NiFi architecture

classic Classic list List threaded Threaded
6 messages Options
Reply | Threaded
Open this post in threaded view
|

NiFi architecture

Jonathan Natkins
Hi there,

I was curious if there exist any resources that would be helpful in
understanding the NiFi architecture. I'm trying to understand how dataflows
are executed, or how I would scale the system. Are there any architectural
docs, or blog posts, or academic papers out there that would be helpful?

Alternatively, some pointers into the code base as to where the execution
layer code lives could be helpful.

Thanks!
Natty

Jonathan "Natty" Natkins
StreamSets | Customer Engagement Engineer
mobile: 609.577.1600 | linkedin <http://www.linkedin.com/in/nattyice>
Reply | Threaded
Open this post in threaded view
|

Re: NiFi architecture

Joe Witt
Natty

There are very little existing resources as of yet but fully recognize that
this is a problem.

https://issues.apache.org/jira/browse/NIFI-162

If there are specific examples of architectural descriptions that you think
are well done I'd love to see them.

The very brief version of how execution and scale work:

Execution:
NiFi runs within the JVM.  As data flows through a given NiFi instance
there are two primary repositories that we keep which hold key information
about the data.  One repository is known as the Flowfile repository and its
job is to keep information about the data in the flow.  The other
repository is the content repository and it keeps the actual data.  In nifi
you're composing directed graphs of processors.  Each processor is
scheduled to run according to its configured scheduling style and is given
time to run by a flow controller/thread-pool.  When a given process runs it
is given access to the Flowfile Repository and content repository as
necessary to be able to access and modify the data in a safe and efficient
manner.

Out of the box the flow file repo can be all in-memory or run off a
write-ahead log based implementation with high reliability and throughput.
For the content repo it too supports all in-memory or using one or more
disks in parallel yielding again very high throughput with excellent
durability.

Scale:
Vertical: Supports highly concurrent processing and can utilize multiple
physical disks in parallel.
Horizontal: Supports clustering whereby a cluster manager relays commands
to nodes in the cluster and coordinates all their responses.  Nodes then
operate as they would if they were standalone.

Lots more coming here of course but if you have specific questions now
please feel free to fire away.

Thanks
Joe




On Tue, Dec 16, 2014 at 7:16 PM, Jonathan Natkins <[hidden email]>
wrote:

>
> Hi there,
>
> I was curious if there exist any resources that would be helpful in
> understanding the NiFi architecture.
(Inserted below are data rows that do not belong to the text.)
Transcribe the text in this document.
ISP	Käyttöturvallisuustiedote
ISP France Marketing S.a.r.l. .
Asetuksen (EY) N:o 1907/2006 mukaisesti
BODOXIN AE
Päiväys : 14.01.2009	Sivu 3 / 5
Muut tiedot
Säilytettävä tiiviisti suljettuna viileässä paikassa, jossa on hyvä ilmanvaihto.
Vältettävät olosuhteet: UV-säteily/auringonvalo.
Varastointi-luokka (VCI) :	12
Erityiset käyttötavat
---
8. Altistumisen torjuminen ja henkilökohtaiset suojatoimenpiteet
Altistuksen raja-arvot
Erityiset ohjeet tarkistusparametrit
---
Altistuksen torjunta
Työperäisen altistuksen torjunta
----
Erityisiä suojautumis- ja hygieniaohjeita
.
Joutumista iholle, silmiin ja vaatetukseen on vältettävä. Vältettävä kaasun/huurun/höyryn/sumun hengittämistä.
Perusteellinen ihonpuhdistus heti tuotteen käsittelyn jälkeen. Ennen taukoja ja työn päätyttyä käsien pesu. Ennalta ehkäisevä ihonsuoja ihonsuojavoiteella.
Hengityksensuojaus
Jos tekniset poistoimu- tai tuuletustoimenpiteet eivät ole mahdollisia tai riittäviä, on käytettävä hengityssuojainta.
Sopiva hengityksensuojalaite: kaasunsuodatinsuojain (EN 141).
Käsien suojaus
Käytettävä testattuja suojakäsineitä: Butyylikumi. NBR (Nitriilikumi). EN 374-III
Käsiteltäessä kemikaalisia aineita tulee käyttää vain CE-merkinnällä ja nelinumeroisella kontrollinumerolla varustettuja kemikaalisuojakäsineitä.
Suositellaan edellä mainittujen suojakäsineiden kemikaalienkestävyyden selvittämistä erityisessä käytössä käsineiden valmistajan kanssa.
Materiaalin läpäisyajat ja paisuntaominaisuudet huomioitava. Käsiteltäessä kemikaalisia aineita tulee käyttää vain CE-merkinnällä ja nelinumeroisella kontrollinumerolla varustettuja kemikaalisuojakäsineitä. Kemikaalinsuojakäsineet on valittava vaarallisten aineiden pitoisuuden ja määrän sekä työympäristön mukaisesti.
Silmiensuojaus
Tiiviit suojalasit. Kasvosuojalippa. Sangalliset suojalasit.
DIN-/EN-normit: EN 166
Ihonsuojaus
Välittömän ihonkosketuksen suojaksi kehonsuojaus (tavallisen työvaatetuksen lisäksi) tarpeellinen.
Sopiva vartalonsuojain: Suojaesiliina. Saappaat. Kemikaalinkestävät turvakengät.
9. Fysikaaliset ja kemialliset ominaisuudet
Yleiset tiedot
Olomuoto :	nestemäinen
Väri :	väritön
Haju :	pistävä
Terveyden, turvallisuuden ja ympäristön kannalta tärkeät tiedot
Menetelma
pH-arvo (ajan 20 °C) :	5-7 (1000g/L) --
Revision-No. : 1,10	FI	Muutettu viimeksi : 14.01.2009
I'm trying to understand how dataflows
> are executed, or how I would scale the system. Are there any architectural
> docs, or blog posts, or academic papers out there that would be helpful?
>
> Alternatively, some pointers into the code base as to where the execution
> layer code lives could be helpful.
>
> Thanks!
> Natty
>
> Jonathan "Natty" Natkins
> StreamSets | Customer Engagement Engineer
> mobile: 609.577.1600 | linkedin <http://www.linkedin.com/in/nattyice>
>
Reply | Threaded
Open this post in threaded view
|

Re: NiFi architecture

Jonathan Natkins
Hey Joe,

This is really helpful. In terms of examples of good architectural
descriptions, I think the Kafka overview is pretty great (I think a lot of
it came from the original academic paper). It's very helpful for
understanding the key concepts and design trade-offs. My personal feeling
is that diagrams are very helpful: my guess is that the single-node
processing layer is not all that complex, but where architecture gets
interesting (and where a lot of my curiosity lies) is once you get into the
distributed modes. How is fault-tolerance handled, how do I specify which
processors operate on which nodes, how is cluster membership handled, etc.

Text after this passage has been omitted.